El timbre del ascensor privado resonó en todo el ático, una señal aguda y melódica de que tu entrenamiento estaba a punto de encontrar su primera resistencia en el mundo real. La Señora no se inmutó; ella simplemente apretó con más fuerza tu collar plateado durante un fugaz y doloroso segundo, sus anillos fríos contra tu garganta.
"Respira hondo", ordenó, y su acento americano se convirtió en un susurro depredador. "Las hormonas te suavizaron, el láser te suavizó, pero yo te convertí en un profesional. No avergüences mi inversión".
La presentación
Las puertas se abrieron para revelar a un hombre con un traje color carbón hecho a medida: un expatriado mayor y rico cuyos ojos inmediatamente se dirigieron desde la imponente silueta tatuada de la Señora hacia ti. Te quedaste allí, sobre el látex color ciruela, el material brillando como aceite húmedo bajo la lámpara de araña, cada curva de tu cuerpo en transición en una pantalla de alta definición.
La Señora dio un paso adelante, sus botas de plataforma chasqueaban con una autoridad pesada y rítmica. Ella no le estrechó la mano. En cambio, colocó una mano posesiva y enguantada sobre tu hombro, su gran pecho rozó tu espalda mientras te incriminaba para él.
"Este", dijo, con su voz llena de oscuro orgullo comercial, "es mi último proyecto.
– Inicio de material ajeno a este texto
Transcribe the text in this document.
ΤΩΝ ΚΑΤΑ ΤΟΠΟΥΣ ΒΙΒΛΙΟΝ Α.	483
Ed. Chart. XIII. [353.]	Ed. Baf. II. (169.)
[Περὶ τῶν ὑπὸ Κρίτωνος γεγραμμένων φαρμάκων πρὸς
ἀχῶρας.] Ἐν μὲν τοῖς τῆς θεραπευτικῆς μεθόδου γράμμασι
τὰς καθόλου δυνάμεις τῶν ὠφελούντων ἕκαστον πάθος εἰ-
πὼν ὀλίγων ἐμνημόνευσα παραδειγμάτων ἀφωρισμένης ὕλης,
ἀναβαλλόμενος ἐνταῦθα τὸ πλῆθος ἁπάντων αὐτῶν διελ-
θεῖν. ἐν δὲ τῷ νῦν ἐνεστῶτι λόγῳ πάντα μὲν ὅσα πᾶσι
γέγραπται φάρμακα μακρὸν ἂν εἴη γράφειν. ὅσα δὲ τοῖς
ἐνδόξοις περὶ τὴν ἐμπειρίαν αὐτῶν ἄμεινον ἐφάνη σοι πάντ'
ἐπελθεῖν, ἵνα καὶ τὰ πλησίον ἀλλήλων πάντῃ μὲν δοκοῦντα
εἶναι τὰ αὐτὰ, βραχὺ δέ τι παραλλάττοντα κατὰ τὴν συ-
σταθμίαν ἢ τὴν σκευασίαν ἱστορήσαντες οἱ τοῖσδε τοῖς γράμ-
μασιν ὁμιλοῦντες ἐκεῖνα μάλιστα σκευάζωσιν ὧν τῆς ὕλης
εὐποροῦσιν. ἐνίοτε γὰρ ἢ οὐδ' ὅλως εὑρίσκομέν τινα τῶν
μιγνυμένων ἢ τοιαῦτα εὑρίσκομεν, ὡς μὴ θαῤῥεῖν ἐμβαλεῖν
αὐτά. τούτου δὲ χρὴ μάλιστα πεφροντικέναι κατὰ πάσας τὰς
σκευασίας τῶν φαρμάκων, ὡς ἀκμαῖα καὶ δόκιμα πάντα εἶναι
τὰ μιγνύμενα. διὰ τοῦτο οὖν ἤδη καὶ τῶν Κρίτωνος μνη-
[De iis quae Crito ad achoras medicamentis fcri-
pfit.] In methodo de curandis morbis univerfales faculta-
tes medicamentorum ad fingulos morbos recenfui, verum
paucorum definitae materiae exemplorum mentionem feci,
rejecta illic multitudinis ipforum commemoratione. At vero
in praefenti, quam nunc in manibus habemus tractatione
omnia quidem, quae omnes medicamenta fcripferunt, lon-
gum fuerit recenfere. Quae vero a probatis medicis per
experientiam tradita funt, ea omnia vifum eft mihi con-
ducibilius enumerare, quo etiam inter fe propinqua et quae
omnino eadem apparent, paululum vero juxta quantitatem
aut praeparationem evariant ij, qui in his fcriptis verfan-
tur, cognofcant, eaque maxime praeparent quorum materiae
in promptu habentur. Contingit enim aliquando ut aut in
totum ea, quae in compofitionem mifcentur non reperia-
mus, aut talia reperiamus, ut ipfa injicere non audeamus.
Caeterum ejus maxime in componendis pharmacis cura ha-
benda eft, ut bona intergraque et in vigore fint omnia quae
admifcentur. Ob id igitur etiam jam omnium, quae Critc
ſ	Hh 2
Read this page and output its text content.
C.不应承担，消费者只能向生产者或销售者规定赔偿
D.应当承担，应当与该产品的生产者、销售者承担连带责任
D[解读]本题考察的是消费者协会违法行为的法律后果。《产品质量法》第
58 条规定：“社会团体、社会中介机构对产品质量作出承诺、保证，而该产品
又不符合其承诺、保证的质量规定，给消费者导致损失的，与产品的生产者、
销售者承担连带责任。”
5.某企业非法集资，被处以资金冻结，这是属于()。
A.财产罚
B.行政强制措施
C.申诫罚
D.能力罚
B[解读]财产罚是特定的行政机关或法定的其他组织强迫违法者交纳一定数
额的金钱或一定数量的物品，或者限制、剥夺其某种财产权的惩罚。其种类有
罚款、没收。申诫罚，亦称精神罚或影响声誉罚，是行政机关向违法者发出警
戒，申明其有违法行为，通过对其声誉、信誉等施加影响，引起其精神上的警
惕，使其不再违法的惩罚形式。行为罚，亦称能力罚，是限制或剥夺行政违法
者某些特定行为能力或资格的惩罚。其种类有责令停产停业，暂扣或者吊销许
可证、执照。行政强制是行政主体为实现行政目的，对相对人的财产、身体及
Recién arreglado, perfectamente obediente y actualmente... muy sensible".
La inspección
El cliente se acercó y su mirada se detuvo en el rubor de su piel por donde había pasado recientemente el láser. La Ama se inclinó y sus labios entintados rozaron tu oreja para que el cliente pudiera ver el poder que tenía sobre ti.
"Muéstrale cómo saludamos a un benefactor", murmuró.
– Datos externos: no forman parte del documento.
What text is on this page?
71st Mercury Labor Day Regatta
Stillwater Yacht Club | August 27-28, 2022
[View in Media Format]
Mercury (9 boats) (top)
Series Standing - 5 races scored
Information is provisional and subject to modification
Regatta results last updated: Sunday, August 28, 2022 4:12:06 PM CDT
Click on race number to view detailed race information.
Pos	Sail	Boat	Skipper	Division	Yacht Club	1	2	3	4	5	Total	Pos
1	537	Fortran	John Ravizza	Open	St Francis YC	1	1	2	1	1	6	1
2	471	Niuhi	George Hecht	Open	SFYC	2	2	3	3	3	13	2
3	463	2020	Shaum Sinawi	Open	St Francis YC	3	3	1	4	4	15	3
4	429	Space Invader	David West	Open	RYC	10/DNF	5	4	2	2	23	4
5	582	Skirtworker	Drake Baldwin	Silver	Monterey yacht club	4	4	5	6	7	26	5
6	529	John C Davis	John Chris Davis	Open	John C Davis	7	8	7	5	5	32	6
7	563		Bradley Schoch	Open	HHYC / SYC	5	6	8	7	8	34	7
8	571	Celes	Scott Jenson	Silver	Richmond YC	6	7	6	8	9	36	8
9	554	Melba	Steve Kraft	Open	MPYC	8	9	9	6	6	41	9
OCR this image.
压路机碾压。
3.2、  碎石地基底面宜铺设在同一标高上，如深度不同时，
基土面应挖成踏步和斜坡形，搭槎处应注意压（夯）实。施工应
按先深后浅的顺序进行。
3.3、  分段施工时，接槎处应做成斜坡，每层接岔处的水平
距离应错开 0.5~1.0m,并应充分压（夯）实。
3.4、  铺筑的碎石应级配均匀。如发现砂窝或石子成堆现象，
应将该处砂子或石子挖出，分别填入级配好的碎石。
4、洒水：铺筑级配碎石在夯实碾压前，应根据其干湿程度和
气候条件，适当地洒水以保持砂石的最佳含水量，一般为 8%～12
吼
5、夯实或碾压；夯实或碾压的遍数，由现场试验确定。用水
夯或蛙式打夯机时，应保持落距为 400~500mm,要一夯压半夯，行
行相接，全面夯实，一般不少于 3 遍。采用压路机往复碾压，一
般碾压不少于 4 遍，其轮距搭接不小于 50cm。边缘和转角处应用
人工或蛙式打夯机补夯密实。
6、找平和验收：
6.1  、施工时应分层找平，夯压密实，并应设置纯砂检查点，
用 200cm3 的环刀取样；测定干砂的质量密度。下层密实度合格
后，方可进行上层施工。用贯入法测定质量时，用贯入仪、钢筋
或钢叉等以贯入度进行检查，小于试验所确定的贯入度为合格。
Siguiendo sus instrucciones anteriores, te hundiste en una reverencia lenta y disciplinada, el látex tensó tus muslos y las botas de tacón alto te obligaron a mantener el equilibrio sobre el filo de un cuchillo. El Ama te observó con una satisfacción fría y analítica.
"Ella todavía está en transición", le dijo la Señora al hombre, mientras su pulgar recorría la línea de su cuello. "Lo que significa que está ansiosa por complacer y aún más ansiosa por que le digan lo que es. Esta noche, ella será lo que me pagues para que sea".
La negociación
El hombre extendió la mano, su mano flotando cerca de la tela translúcida de su manga, pero la Señora agarró su muñeca con la velocidad del rayo.
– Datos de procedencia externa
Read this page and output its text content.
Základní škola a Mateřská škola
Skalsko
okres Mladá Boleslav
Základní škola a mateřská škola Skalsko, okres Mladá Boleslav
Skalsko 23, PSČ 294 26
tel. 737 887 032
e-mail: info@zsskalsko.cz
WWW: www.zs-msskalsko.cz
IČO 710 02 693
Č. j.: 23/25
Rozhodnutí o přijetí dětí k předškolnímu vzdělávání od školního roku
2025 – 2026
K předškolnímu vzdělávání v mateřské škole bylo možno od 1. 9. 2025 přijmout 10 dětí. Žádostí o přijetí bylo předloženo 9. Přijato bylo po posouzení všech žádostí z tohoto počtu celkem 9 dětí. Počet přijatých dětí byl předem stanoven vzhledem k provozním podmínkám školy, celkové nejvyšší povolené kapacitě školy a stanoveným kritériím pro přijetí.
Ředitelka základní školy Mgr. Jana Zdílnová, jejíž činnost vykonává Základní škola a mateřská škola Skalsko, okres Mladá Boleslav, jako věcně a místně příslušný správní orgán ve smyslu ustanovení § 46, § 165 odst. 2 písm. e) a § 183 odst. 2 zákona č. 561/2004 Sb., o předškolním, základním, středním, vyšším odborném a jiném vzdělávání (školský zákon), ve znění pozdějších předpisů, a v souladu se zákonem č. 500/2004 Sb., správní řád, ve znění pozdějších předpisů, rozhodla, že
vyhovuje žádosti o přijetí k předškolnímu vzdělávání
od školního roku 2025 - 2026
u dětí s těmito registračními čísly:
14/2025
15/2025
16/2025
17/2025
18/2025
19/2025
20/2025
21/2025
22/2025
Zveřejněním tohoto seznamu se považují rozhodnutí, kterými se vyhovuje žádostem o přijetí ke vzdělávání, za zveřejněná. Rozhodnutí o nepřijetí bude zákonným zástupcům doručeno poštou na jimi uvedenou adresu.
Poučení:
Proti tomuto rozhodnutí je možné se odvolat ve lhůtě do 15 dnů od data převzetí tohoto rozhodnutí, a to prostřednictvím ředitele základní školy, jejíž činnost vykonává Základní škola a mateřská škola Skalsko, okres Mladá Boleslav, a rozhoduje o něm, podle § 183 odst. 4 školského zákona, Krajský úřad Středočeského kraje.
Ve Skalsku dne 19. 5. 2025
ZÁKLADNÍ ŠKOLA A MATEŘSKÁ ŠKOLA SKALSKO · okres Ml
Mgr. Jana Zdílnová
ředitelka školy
"Mira, pero no toques hasta que se resuelva la transacción", lo reprendió con una sonrisa aguda y peligrosa. Ella se volvió hacia ti y sus ojos te fijaron en tu lugar. "Ve al aparador. Sírvele una bebida a nuestro invitado. Hazlo lentamente. Quiero que vea exactamente qué tan bien te mueves con esa piel que te compré".
Cuando te giraste para obedecer, sintiendo el peso de sus miradas combinadas, la Señora se reclinó contra el escritorio de caoba, con sus brazos tatuados cruzados sobre su pecho, su silueta como un imponente recordatorio de quién era realmente el dueño de la habitación y quién era tu dueño.